On receiving the report, this is what the country’s principal prosecutor said:
According to Chief State Prosecutor Jovencito Zuño, the report contains a mere "narration of the flow of events from Day One up to the date of the incident."
"They merely said there were people responsible for the incident, but they did not specify the names of those people who may be responsible, just [their] positions," Zuño told reporters at noon yesterday.
"That cannot be a basis for preliminary investigation. [The report] did not even cite [incidents of negligence]. We are returning it [to the Department of Interior and Local Government] for further investigation and evidence-gathering," he said.
Later in the day, Assistant Chief State Prosecutor Richard Anthony Fadullon opined that the thing to do, instead of throwing the report in the waste basket, was to turn it over to the NBI, for further investigation.
Fadullon said that in filing a complaint, "everything should be based on evidence" and not on "what people say, what people’s opinions are, how people perceive it to be."
"There are conflicting statements and opinions cited, but as far as we are concerned, we can only proceed if there is evidence. We need to have evidence to support the conduct of a preliminary investigation," he said.
Thus, Fadullon said, the report would be a "jump-off point," a "lead" on the case.
Asked how he sized up the report, Fadullon said: "I would say that given the time frame given to them, it is a comparatively good report. But as to whether it was exhaustive, that’s a different story altogether."
Give Fadullon credit for tact, which is apparently a requirement for negotiating the bureaucratic maze.
But Malacanang, which created the task force in the first place and then gave it a 72-hour deadline, acted as if the task force report had in fact met public expectations.
Last night, Press Secretary Ignacio Bunye issued a statement saying President Gloria Macapagal Arroyo had commended the fact-finding team led by Corpus for the "speedy" conduct of its investigation and its "comprehensive" recommendations.
"We appeal to all the concerned parties not to allow emotions to override the search for truth and justice. From hereon, let us allow the [Department of Justice] investigation to take its course," Bunye said.

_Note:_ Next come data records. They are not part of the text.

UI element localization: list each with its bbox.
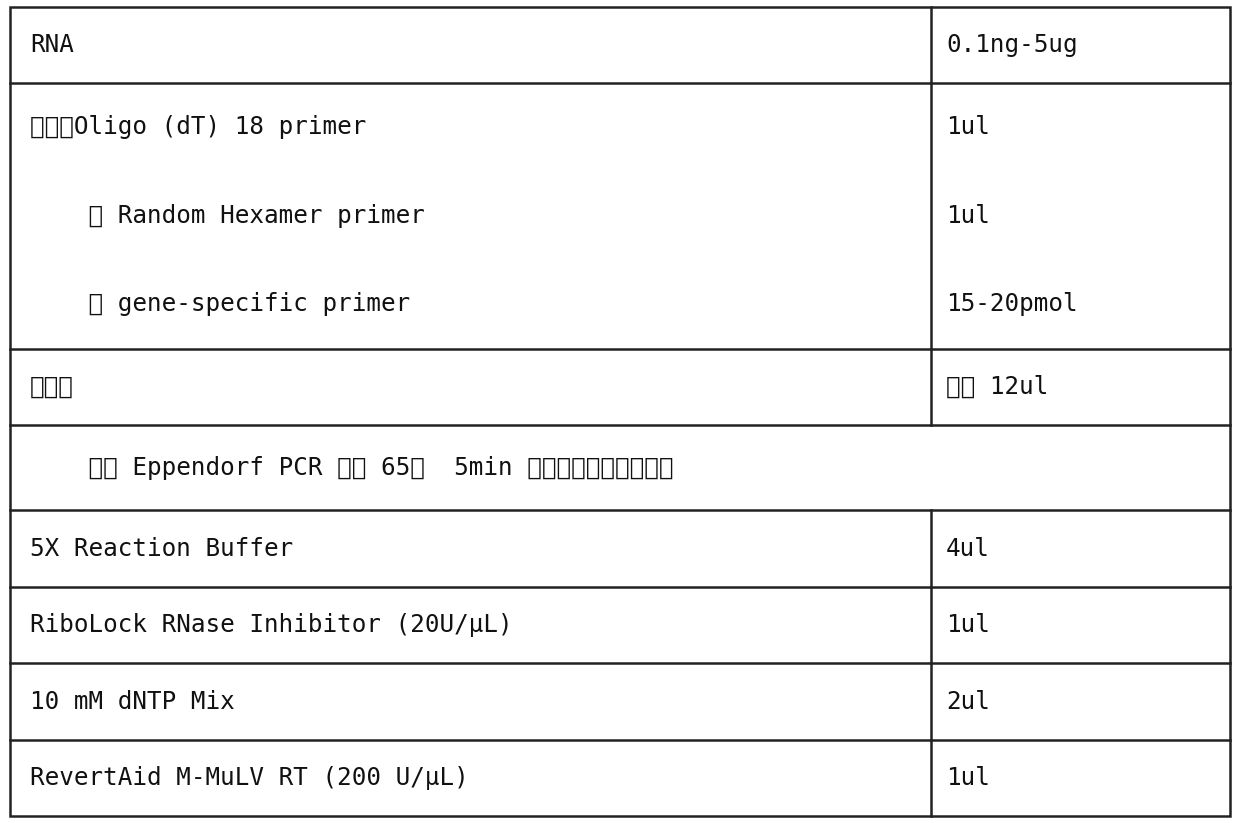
Text: 置于 Eppendorf PCR 仪上 65℃  5min 孵育，后立即至于冰上: 置于 Eppendorf PCR 仪上 65℃ 5min 孵育，后立即至于冰上 bbox=[30, 456, 673, 480]
Text: 5X Reaction Buffer: 5X Reaction Buffer bbox=[30, 537, 293, 560]
Text: 1ul: 1ul bbox=[946, 613, 990, 637]
Text: RevertAid M-MuLV RT (200 U/μL): RevertAid M-MuLV RT (200 U/μL) bbox=[30, 766, 469, 790]
Text: 2ul: 2ul bbox=[946, 690, 990, 714]
Text: 无酶水: 无酶水 bbox=[30, 374, 73, 399]
Text: 15-20pmol: 15-20pmol bbox=[946, 292, 1078, 316]
Text: 引物：Oligo (dT) 18 primer: 引物：Oligo (dT) 18 primer bbox=[30, 115, 366, 139]
Text: RiboLock RNase Inhibitor (20U/μL): RiboLock RNase Inhibitor (20U/μL) bbox=[30, 613, 512, 637]
Text: 4ul: 4ul bbox=[946, 537, 990, 560]
Text: 或 gene-specific primer: 或 gene-specific primer bbox=[30, 292, 410, 316]
Text: 或 Random Hexamer primer: 或 Random Hexamer primer bbox=[30, 204, 424, 228]
Text: 1ul: 1ul bbox=[946, 115, 990, 139]
Text: RNA: RNA bbox=[30, 33, 73, 57]
Text: 1ul: 1ul bbox=[946, 766, 990, 790]
Text: 1ul: 1ul bbox=[946, 204, 990, 228]
Text: 10 mM dNTP Mix: 10 mM dNTP Mix bbox=[30, 690, 234, 714]
Text: 0.1ng-5ug: 0.1ng-5ug bbox=[946, 33, 1078, 57]
Text: 加至 12ul: 加至 12ul bbox=[946, 374, 1048, 399]
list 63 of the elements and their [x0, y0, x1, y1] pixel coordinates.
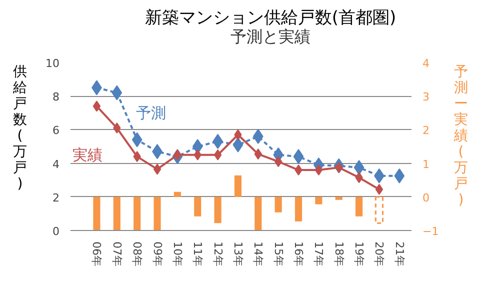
x-tick-label: 10年 — [170, 242, 184, 266]
bar — [315, 196, 322, 204]
bar — [374, 196, 384, 224]
x-tick-label: 06年 — [90, 242, 104, 266]
y2-tick-label: 2 — [422, 124, 430, 138]
series-label: 予測 — [136, 104, 166, 122]
point — [375, 184, 384, 195]
point — [214, 149, 222, 160]
x-tick-label: 11年 — [191, 242, 204, 266]
x-tick-label: 18年 — [332, 242, 346, 266]
point — [314, 164, 323, 176]
bar — [93, 196, 100, 230]
x-tick-label: 08年 — [130, 242, 144, 266]
bar — [335, 196, 342, 200]
bar — [134, 196, 141, 230]
y2-tick-label: 0 — [422, 191, 430, 204]
bar — [274, 196, 282, 212]
bar — [214, 196, 222, 224]
y-tick-label: 10 — [46, 57, 60, 70]
series-label: 実績 — [72, 146, 103, 164]
y-tick-label: 6 — [52, 124, 60, 138]
chart-title: 新築マンション供給戸数(首都圏) — [144, 7, 396, 28]
point — [274, 156, 282, 168]
bar — [254, 196, 262, 230]
x-tick-label: 12年 — [211, 242, 224, 266]
point — [293, 149, 304, 164]
point — [394, 168, 405, 184]
y-tick-label: 0 — [52, 225, 60, 238]
y-tick-label: 2 — [52, 191, 60, 204]
point — [132, 132, 142, 148]
y2-tick-label: 3 — [422, 90, 430, 104]
bar — [356, 196, 363, 216]
bar — [234, 175, 242, 197]
point — [112, 85, 122, 100]
x-tick-label: 20年 — [372, 242, 386, 266]
y-tick-label: 8 — [52, 90, 60, 104]
x-tick-label: 07年 — [110, 242, 124, 266]
y-axis-title: 供給戸数(万戸) — [13, 64, 27, 192]
point — [232, 137, 244, 152]
bar — [174, 192, 181, 197]
x-tick-label: 19年 — [352, 242, 366, 266]
bar — [194, 196, 202, 216]
x-tick-label: 14年 — [252, 242, 265, 266]
y2-tick-label: 1 — [422, 158, 430, 171]
bar — [113, 196, 120, 230]
x-tick-label: 17年 — [312, 242, 326, 266]
y-tick-label: 4 — [52, 158, 60, 171]
chart-subtitle: 予測と実績 — [230, 26, 310, 48]
y2-tick-label: 4 — [422, 57, 430, 70]
point — [354, 160, 364, 175]
x-tick-label: 21年 — [392, 242, 406, 266]
x-tick-label: 13年 — [231, 242, 244, 266]
bar — [154, 196, 161, 230]
bar — [294, 196, 302, 222]
point — [92, 100, 101, 112]
x-tick-label: 09年 — [150, 242, 164, 266]
x-tick-label: 16年 — [292, 242, 306, 266]
text: 予測ー実績(万戸) — [454, 64, 468, 208]
x-tick-label: 15年 — [272, 242, 285, 266]
point — [335, 162, 343, 173]
point — [252, 128, 264, 144]
y2-tick-label: −1 — [422, 225, 439, 238]
point — [153, 164, 162, 175]
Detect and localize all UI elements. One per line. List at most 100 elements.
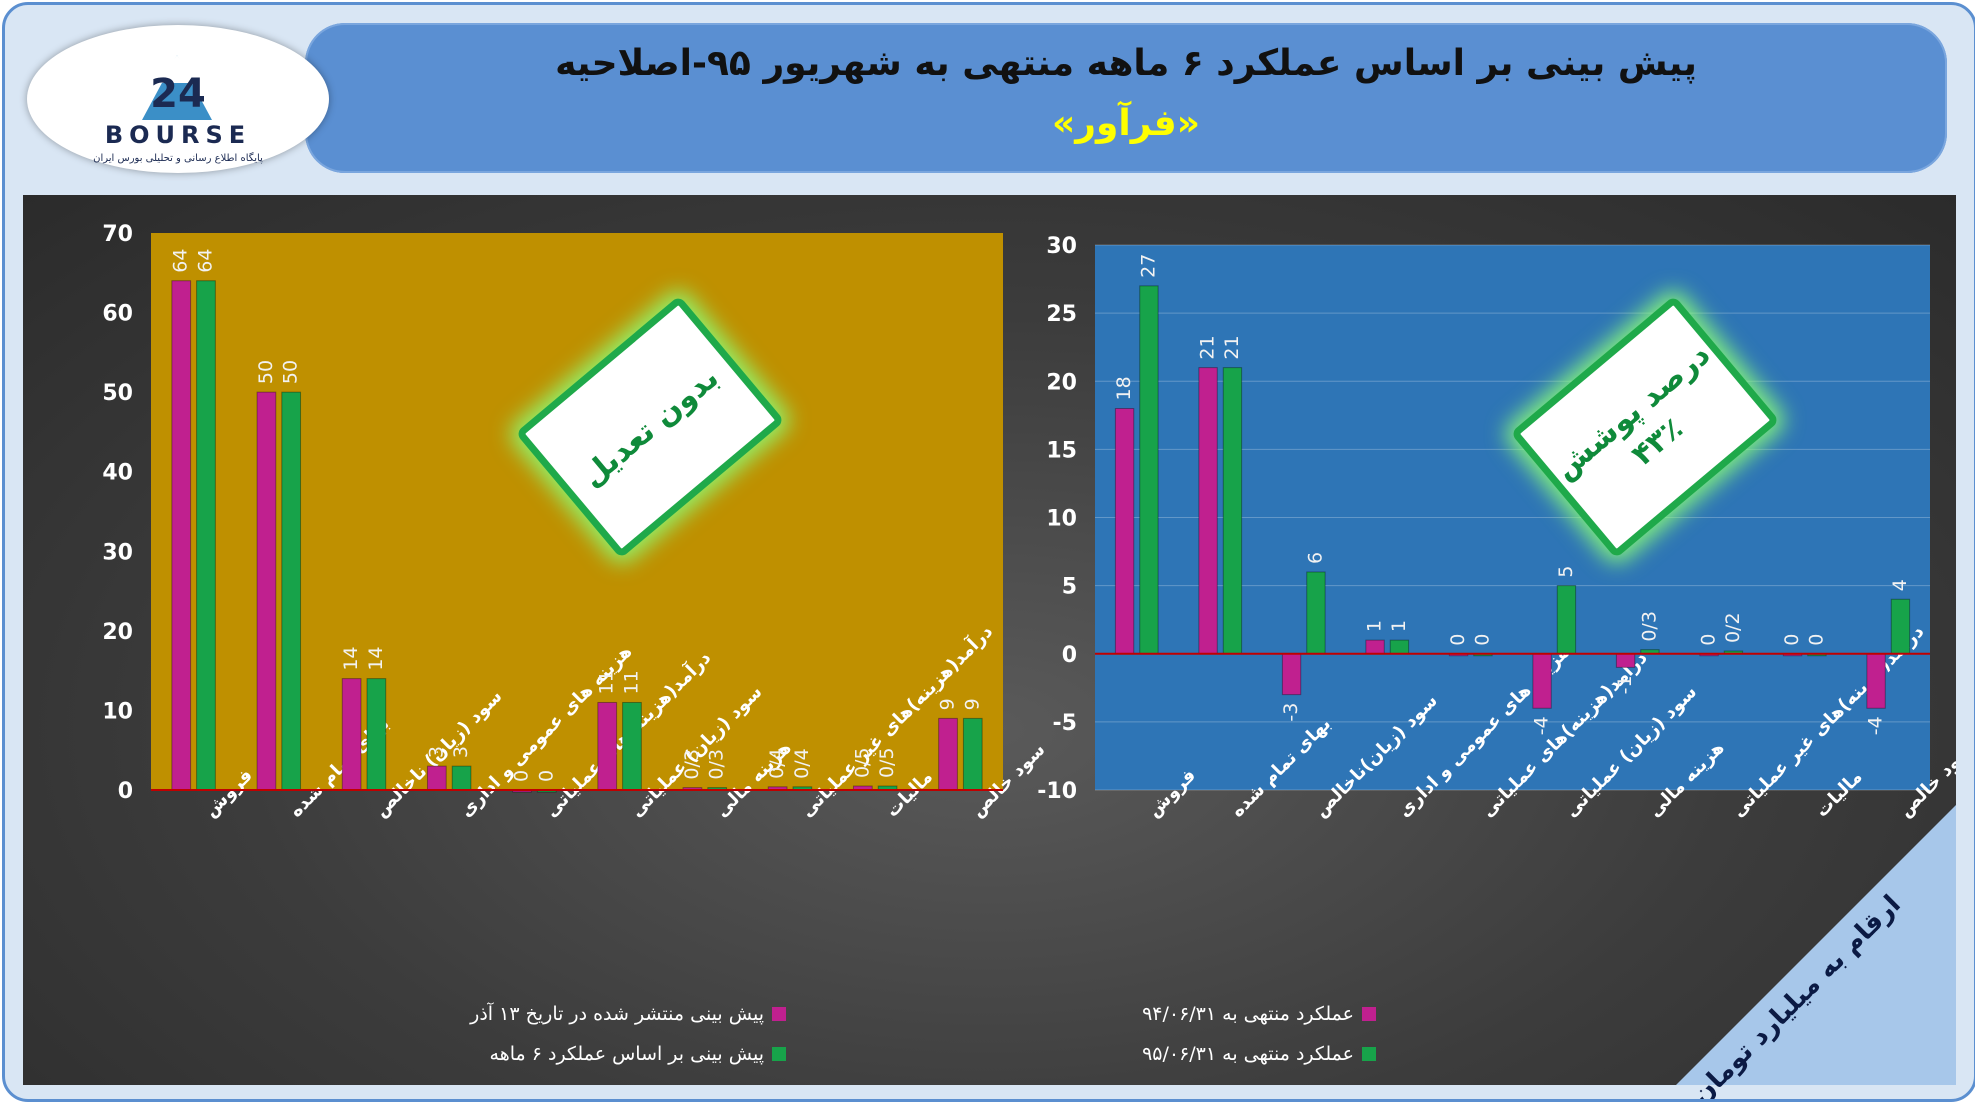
bar [962, 717, 983, 791]
data-label: 0 [1805, 634, 1827, 646]
data-label: 0/2 [1722, 612, 1744, 643]
bar [1306, 571, 1326, 655]
bar [1389, 639, 1410, 655]
bar [1198, 367, 1218, 655]
data-label: 3 [425, 746, 447, 758]
data-label: 0 [1781, 634, 1803, 646]
bar [426, 765, 447, 791]
data-label: -3 [1280, 703, 1302, 722]
y-tick-label: 0 [118, 779, 133, 804]
data-label: 1 [1388, 620, 1410, 632]
data-label: 0 [511, 770, 533, 782]
y-tick-label: 30 [102, 540, 133, 565]
header-banner: پیش بینی بر اساس عملکرد ۶ ماهه منتهی به … [305, 23, 1947, 173]
legend-swatch-icon [1362, 1007, 1376, 1021]
bar [281, 391, 302, 791]
data-label: 50 [280, 360, 302, 384]
legend-label: پیش بینی منتشر شده در تاریخ ۱۳ آذر [470, 1003, 764, 1025]
legend-swatch-icon [772, 1007, 786, 1021]
data-label: 0/3 [706, 749, 728, 780]
data-label: 50 [255, 360, 277, 384]
bar [938, 717, 958, 791]
legend-label: عملکرد منتهی به ۹۵/۰۶/۳۱ [1142, 1043, 1354, 1065]
y-tick-label: 10 [102, 699, 133, 724]
bar [1866, 653, 1886, 709]
bar [1890, 598, 1911, 655]
data-label: 6 [1304, 552, 1326, 564]
y-tick-label: 0 [1062, 643, 1077, 668]
bar [451, 765, 472, 791]
y-tick-label: -5 [1053, 711, 1077, 736]
data-label: 9 [961, 698, 983, 710]
bar [1615, 653, 1636, 668]
legend-item-series2: عملکرد منتهی به ۹۵/۰۶/۳۱ [1142, 1043, 1376, 1065]
bar [597, 701, 618, 791]
bar [196, 280, 216, 791]
data-label: 11 [596, 670, 618, 694]
data-label: 64 [170, 249, 192, 273]
data-label: 0 [535, 770, 557, 782]
bourse-logo: 24 BOURSE پایگاه اطلاع رسانی و تحلیلی بو… [27, 25, 329, 173]
charts-panel: 0 10 20 30 40 50 60 70 64 64 فروش 50 50 بهای تمام شده… [23, 195, 1956, 1099]
data-label: 18 [1113, 376, 1135, 400]
data-label: 0 [1471, 634, 1493, 646]
left-legend: پیش بینی منتشر شده در تاریخ ۱۳ آذر پیش ب… [470, 1003, 786, 1083]
data-label: 27 [1137, 254, 1159, 278]
page-title: پیش بینی بر اساس عملکرد ۶ ماهه منتهی به … [555, 43, 1697, 84]
data-label: -4 [1865, 716, 1887, 735]
legend-item-series1: پیش بینی منتشر شده در تاریخ ۱۳ آذر [470, 1003, 786, 1025]
data-label: -1 [1614, 675, 1636, 694]
legend-item-series1: عملکرد منتهی به ۹۴/۰۶/۳۱ [1142, 1003, 1376, 1025]
bar [1114, 408, 1135, 655]
bar [341, 678, 362, 791]
data-label: 1 [1364, 620, 1386, 632]
data-label: 64 [194, 249, 216, 273]
bar [171, 280, 192, 791]
y-tick-label: 25 [1046, 302, 1077, 327]
data-label: 3 [450, 746, 472, 758]
logo-subtitle: پایگاه اطلاع رسانی و تحلیلی بورس ایران [93, 153, 263, 164]
y-tick-label: 50 [102, 381, 133, 406]
bar [1281, 653, 1302, 696]
bar [1365, 639, 1385, 655]
legend-swatch-icon [1362, 1047, 1376, 1061]
data-label: 14 [340, 646, 362, 670]
svg-text:24: 24 [150, 71, 206, 117]
data-label: -4 [1531, 716, 1553, 735]
data-label: 21 [1197, 335, 1219, 359]
y-tick-label: 5 [1062, 575, 1077, 600]
data-label: 0/5 [876, 747, 898, 778]
right-legend: عملکرد منتهی به ۹۴/۰۶/۳۱ عملکرد منتهی به… [1142, 1003, 1376, 1083]
y-tick-label: 60 [102, 302, 133, 327]
logo-text: BOURSE [104, 121, 252, 149]
bar [1532, 653, 1552, 709]
data-label: 0/3 [681, 749, 703, 780]
y-tick-label: 10 [1046, 507, 1077, 532]
data-label: 0/4 [766, 748, 788, 779]
bar [1222, 367, 1243, 655]
logo-emblem-icon: 24 [142, 55, 212, 120]
bar [1139, 285, 1159, 655]
y-tick-label: 20 [102, 620, 133, 645]
data-label: 0/4 [791, 748, 813, 779]
legend-label: عملکرد منتهی به ۹۴/۰۶/۳۱ [1142, 1003, 1354, 1025]
legend-label: پیش بینی بر اساس عملکرد ۶ ماهه [489, 1043, 764, 1065]
legend-item-series2: پیش بینی بر اساس عملکرد ۶ ماهه [470, 1043, 786, 1065]
y-tick-label: 30 [1046, 234, 1077, 259]
data-label: 0/5 [851, 747, 873, 778]
bar [622, 701, 642, 791]
data-label: 5 [1555, 566, 1577, 578]
data-label: 14 [365, 646, 387, 670]
data-label: 0 [1447, 634, 1469, 646]
data-label: 21 [1221, 335, 1243, 359]
y-tick-label: 70 [102, 222, 133, 247]
y-tick-label: -10 [1037, 779, 1077, 804]
y-tick-label: 40 [102, 461, 133, 486]
bar [366, 678, 387, 791]
data-label: 0 [1698, 634, 1720, 646]
stamp-text: بدون تعدیل [574, 359, 726, 495]
y-tick-label: 20 [1046, 370, 1077, 395]
page-subtitle: «فرآور» [1052, 103, 1200, 144]
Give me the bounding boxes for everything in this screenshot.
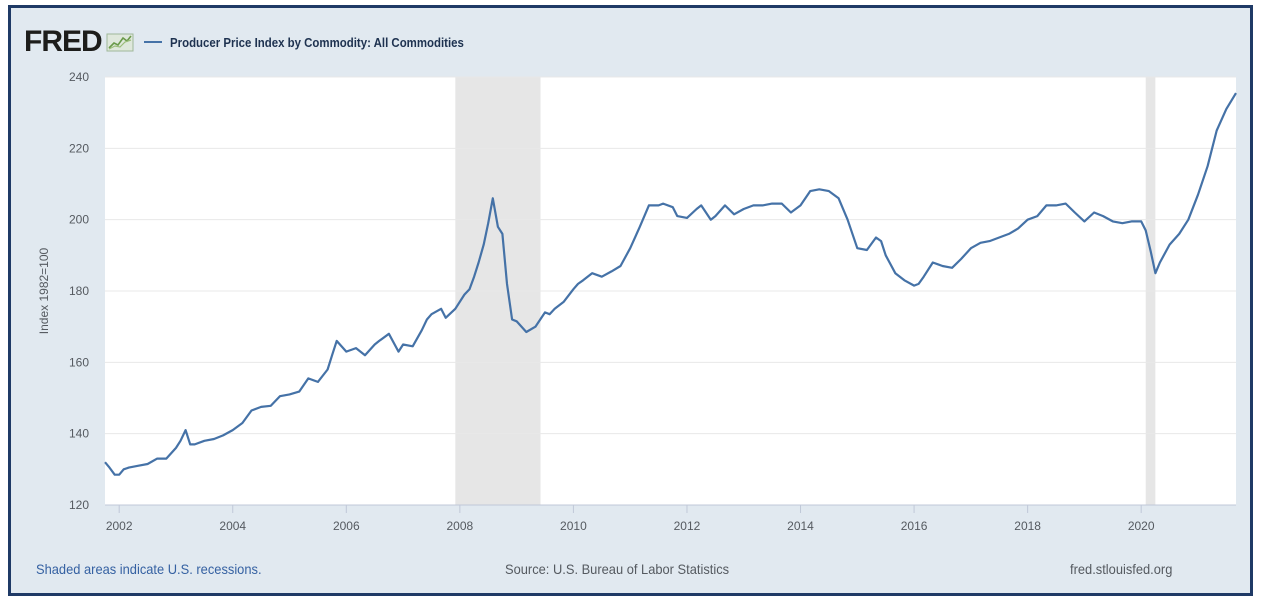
sparkline-icon [106, 33, 134, 52]
y-tick-label: 220 [69, 141, 89, 155]
x-tick-label: 2002 [106, 519, 133, 533]
x-tick-label: 2020 [1128, 519, 1155, 533]
x-tick-label: 2016 [901, 519, 928, 533]
series-line[interactable] [104, 92, 1237, 476]
x-axis-ticks: 2002 2004 2006 2008 2010 2012 2014 2016 2018 2020 [105, 504, 1236, 533]
y-tick-label: 140 [69, 427, 89, 441]
legend-swatch [143, 41, 162, 43]
x-tick-label: 2010 [560, 519, 587, 533]
site-url[interactable]: fred.stlouisfed.org [1070, 561, 1173, 577]
recession-note-link[interactable]: Shaded areas indicate U.S. recessions. [36, 561, 262, 577]
y-axis-ticks: 120 140 160 180 200 220 240 [69, 70, 89, 512]
y-axis-label: Index 1982=100 [37, 247, 51, 334]
x-tick-label: 2014 [787, 519, 814, 533]
source-note: Source: U.S. Bureau of Labor Statistics [505, 561, 730, 577]
x-tick-label: 2008 [447, 519, 474, 533]
x-tick-label: 2018 [1014, 519, 1041, 533]
x-tick-label: 2006 [333, 519, 360, 533]
x-tick-label: 2012 [674, 519, 701, 533]
y-tick-label: 200 [69, 213, 89, 227]
fred-logo[interactable]: FRED [24, 25, 103, 58]
y-tick-label: 180 [69, 284, 89, 298]
y-tick-label: 240 [69, 70, 89, 84]
legend-series-title[interactable]: Producer Price Index by Commodity: All C… [169, 34, 464, 50]
x-tick-label: 2004 [219, 519, 246, 533]
y-tick-label: 120 [69, 498, 89, 512]
y-tick-label: 160 [69, 355, 89, 369]
chart-header: FRED Producer Price Index by Commodity: … [24, 22, 504, 62]
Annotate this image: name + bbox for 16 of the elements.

Speedy, yes (with its full day of televised hearings a better exercise in fact-finding than many hearings in either chamber of Congress). But comprehensive? Even the government’s own top lawyers balked at using the word. But notice how Bunye defended the task force’s work by enjoining the public to let the DOJ investigate the tragedy. Which begs the question: What was the point of the first investigation in the first place?